Shift shares essential tools and tips to help you bag your first industry placement

Think of the fashion industry as a tall concrete wall and an internship as a hammer to break through.

Networks and expertise is essential in any industry, but it is particularly vital for fashion. Getting your foot in the door with no prior experience often requires the same diligent strategy as those with official fashion qualifications.

Work placements and internships equip aspiring professionals with crucial skills and corporate etiquette. Organisational skills, time-management and networking are just a few lessons learnt while interning that can prepare you and open up a variety of possibilities. 

So, how do you get an internship?

Firstly, knowing where to look is crucial. Religiously checking websites such as Fashion Workie, The Dots and Fashion United for new opportunities is a good start. These sites showcase intern roles from more established and formalised companies.

Then there’s Instagram accounts like the ones below to help set you on the right path, such as Assisting Work, Creative Lives in Progress and The Learner Platform, run by the BRICKS Magazine editorial team.

However, the fashion industry runs on the unspoken rule: it’s not what you know, it’s who you know. 

Elizabeth Rose, studio intern for Asian-American designer Chet Lo says: “I’ve found it’s mainly the smaller, high end brands in London that will advertise positions on their [Instagram] story. I recommend following your favourites if you’re on the hunt [for an internship].”

These opportunities aren’t just limited to main brand accounts. Stylists and photographers who collaborate with companies also advertise assisting work, usually on social media. So, the best advice is to follow anyone and everyone you can who works within the fashion industry.

Making yourself look good is also an imperative. From crafting a professional CV to curating a portfolio of work, be ready to show employers the best version of you and your work.  

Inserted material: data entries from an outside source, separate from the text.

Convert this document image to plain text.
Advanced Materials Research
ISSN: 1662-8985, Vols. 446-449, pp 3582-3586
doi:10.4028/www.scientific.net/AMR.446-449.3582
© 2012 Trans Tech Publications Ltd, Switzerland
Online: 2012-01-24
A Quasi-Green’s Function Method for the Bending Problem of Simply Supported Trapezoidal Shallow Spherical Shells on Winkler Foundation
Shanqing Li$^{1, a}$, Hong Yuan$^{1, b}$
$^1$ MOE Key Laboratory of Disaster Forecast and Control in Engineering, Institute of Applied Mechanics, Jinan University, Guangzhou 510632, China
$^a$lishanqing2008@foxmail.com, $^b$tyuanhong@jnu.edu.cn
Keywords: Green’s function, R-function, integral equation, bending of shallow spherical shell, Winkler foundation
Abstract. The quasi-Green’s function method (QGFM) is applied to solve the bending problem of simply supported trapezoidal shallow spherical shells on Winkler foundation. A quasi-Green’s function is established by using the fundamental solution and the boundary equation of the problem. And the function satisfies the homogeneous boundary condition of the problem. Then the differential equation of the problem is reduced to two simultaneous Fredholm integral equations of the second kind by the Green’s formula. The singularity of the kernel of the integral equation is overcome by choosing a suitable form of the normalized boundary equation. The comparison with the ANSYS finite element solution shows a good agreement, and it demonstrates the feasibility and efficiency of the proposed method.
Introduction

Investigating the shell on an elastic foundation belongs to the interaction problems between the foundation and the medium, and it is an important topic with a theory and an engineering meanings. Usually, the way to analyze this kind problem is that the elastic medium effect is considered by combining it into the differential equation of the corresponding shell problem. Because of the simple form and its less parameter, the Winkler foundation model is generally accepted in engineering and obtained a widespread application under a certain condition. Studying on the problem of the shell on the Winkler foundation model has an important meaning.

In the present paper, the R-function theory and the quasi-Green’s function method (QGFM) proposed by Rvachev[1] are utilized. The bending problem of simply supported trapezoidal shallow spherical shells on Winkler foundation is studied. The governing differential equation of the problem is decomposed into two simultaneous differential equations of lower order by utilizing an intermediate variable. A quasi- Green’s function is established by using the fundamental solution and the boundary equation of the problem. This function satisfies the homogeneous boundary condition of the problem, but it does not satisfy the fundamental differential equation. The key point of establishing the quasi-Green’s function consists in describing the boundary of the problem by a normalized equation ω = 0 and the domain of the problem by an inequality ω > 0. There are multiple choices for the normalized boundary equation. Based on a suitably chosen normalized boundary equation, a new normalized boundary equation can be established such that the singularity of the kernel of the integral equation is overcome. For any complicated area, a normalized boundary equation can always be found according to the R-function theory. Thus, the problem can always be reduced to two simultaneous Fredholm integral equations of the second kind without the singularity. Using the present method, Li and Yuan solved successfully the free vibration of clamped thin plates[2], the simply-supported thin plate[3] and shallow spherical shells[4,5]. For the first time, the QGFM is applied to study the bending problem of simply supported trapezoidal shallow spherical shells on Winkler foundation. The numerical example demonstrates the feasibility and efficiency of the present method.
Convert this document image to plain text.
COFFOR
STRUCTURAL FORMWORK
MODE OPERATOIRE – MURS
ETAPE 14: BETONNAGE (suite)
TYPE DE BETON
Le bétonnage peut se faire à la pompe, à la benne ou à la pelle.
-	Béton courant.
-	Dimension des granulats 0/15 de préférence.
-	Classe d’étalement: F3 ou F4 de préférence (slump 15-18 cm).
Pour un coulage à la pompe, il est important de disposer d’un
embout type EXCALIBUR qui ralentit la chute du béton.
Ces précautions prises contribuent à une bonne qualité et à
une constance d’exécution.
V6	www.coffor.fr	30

“I make sure my portfolio is up to date and that my style is similar to the place I’m applying to, so that I’d feel confident if I were to design for them. I think it’s helpful to not only have a creative portfolio but also to have a separate portfolio of any previous industry work,” Rose says.

“A lot of skills are transferable. I think a lot about how the skills I may have learnt in previous positions could fit into different roles. For example, on my placement I was working collaboratively with a design team to produce a campaign, which shows I can work within a team. Also consider brand guidelines and ethos, etc,” Millie Plant, a studio intern for Good Day Studio says.

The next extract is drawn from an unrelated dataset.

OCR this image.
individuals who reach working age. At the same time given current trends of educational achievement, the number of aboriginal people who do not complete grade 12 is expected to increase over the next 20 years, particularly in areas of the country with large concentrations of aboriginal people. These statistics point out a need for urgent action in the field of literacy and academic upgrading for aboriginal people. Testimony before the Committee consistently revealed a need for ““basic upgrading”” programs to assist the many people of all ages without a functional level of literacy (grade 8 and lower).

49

Stand out from the crowd, says Paul Toner, Deputy Editor of 10 Magazine. “I want to see someone’s personality come through in their application. I want to know what interests them and what drives them to pursue a career in the fashion industry,” he explains.

Internships provide an opportunity to gain knowledge and industry experience. Having any prior work experience is not necessary.

The next step is preparing for an interview. There is typically a standard expectation that you will have to discuss yourself, your personal experiences and your specialities.

“I think it’s easy to talk about your personal experiences or strong suits. What can help you stand out is saying how you can use these [strengths]. Be specific and tailor your response back to the internship or job brief,” Rose adds.

Applying for internships and going through the interview process can seem like a daunting task. But remember, everyone needs to start somewhere. Confidence in your self, ability, and skill set is an essential quality that is often all one needs to succeed. 

“Don’t try to dampen your personality to fit into what you think a certain person should look or be like working at a magazine,” Toner says. “Being truly yourself is what will make you stand out.”